Fashion is officially teetering on the precipice of a 00s revival, and what a scary thought that can be. But through the lens of Faustine Steinmetz, it’s a much redeemed proposition. The designer, who has been showcasing through NEWGEN since SS15, affirmed her brand identity this season by continuing her essays through the medium of denim (aka the fabric of 00s society). 

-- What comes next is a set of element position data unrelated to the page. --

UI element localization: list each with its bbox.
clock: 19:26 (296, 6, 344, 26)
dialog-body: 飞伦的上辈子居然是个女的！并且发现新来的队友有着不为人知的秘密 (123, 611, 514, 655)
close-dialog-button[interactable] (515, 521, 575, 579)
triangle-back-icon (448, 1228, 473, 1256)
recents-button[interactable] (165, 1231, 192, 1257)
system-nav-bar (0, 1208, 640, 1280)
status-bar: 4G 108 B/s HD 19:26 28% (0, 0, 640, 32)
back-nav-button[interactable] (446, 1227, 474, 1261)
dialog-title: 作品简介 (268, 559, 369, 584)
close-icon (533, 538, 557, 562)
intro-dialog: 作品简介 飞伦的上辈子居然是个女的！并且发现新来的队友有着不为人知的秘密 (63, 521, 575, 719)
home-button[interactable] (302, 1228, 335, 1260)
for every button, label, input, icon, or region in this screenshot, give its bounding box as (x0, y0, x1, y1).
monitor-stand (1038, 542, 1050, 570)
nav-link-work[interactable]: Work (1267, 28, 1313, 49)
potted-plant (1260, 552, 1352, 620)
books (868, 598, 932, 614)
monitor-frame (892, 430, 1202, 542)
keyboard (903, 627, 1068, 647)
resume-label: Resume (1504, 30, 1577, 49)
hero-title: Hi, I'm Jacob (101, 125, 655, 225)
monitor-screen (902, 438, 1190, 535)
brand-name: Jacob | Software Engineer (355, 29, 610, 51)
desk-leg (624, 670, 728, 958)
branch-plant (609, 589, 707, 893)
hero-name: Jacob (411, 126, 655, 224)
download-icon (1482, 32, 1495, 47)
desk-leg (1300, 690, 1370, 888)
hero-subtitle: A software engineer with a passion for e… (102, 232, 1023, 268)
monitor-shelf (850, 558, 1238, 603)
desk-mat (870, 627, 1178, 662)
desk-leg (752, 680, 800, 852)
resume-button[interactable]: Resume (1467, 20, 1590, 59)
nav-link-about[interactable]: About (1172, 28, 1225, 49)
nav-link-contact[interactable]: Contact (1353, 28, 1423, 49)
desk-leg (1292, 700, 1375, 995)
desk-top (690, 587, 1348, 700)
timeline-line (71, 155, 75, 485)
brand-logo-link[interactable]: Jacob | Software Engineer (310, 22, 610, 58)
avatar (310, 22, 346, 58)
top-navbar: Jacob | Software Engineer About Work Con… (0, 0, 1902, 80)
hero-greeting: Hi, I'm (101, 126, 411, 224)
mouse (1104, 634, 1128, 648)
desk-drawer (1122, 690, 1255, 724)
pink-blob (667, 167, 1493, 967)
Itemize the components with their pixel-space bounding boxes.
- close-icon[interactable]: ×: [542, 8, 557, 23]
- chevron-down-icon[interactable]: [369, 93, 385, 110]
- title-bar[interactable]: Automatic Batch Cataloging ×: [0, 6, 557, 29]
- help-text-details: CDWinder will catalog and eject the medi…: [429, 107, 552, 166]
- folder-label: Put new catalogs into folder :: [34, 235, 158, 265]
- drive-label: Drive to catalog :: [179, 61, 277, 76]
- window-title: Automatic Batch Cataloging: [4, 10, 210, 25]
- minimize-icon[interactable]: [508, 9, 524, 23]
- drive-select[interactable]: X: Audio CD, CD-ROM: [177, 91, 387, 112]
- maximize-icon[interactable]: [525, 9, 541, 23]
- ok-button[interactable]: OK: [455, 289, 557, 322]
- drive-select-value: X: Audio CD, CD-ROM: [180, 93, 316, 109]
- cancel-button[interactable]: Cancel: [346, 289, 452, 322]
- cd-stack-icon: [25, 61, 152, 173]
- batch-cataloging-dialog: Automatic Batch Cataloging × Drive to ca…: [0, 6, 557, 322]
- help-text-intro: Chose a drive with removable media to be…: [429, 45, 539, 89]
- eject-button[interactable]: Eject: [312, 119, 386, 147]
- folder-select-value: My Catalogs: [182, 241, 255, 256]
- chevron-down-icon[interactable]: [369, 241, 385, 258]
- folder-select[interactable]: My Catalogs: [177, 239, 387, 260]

A vivarium was erected by Steinmetz’s frequent collaborator on set design, Thomas Petherick, inspired by the sensual portraiture of contemporary artist Vanessa Beecroft’s Sister Calendar (2000). Each girl was presented in tableau, languidly draped within a box of her own beside a museum caption to describe the laboured techniques at play in her outfit. Flooded in deep, oceanic blue lighting, this vivarium might have been Sea World. The clothes had these references, too. The slick curvature of the style lines, frothing ropes of threaded cotton, crinkled tulle, cascades of swarovski, shards of crystals growing from the surface of the clothes like rocks overgrown with ice. True to Steinmetz’s investment in hand-executed processes, these were constructed with recycled foam, sculpted, carved and doused in oil paints. But that which felt organic and pure was deliberately at play with notions of vulgarity and ostentation: the overshot Steinmetz monogram, the overt and glitzy displays of sexuality – and of course, washed blue denim upon blue denim upon blue denim à la Britney and JT.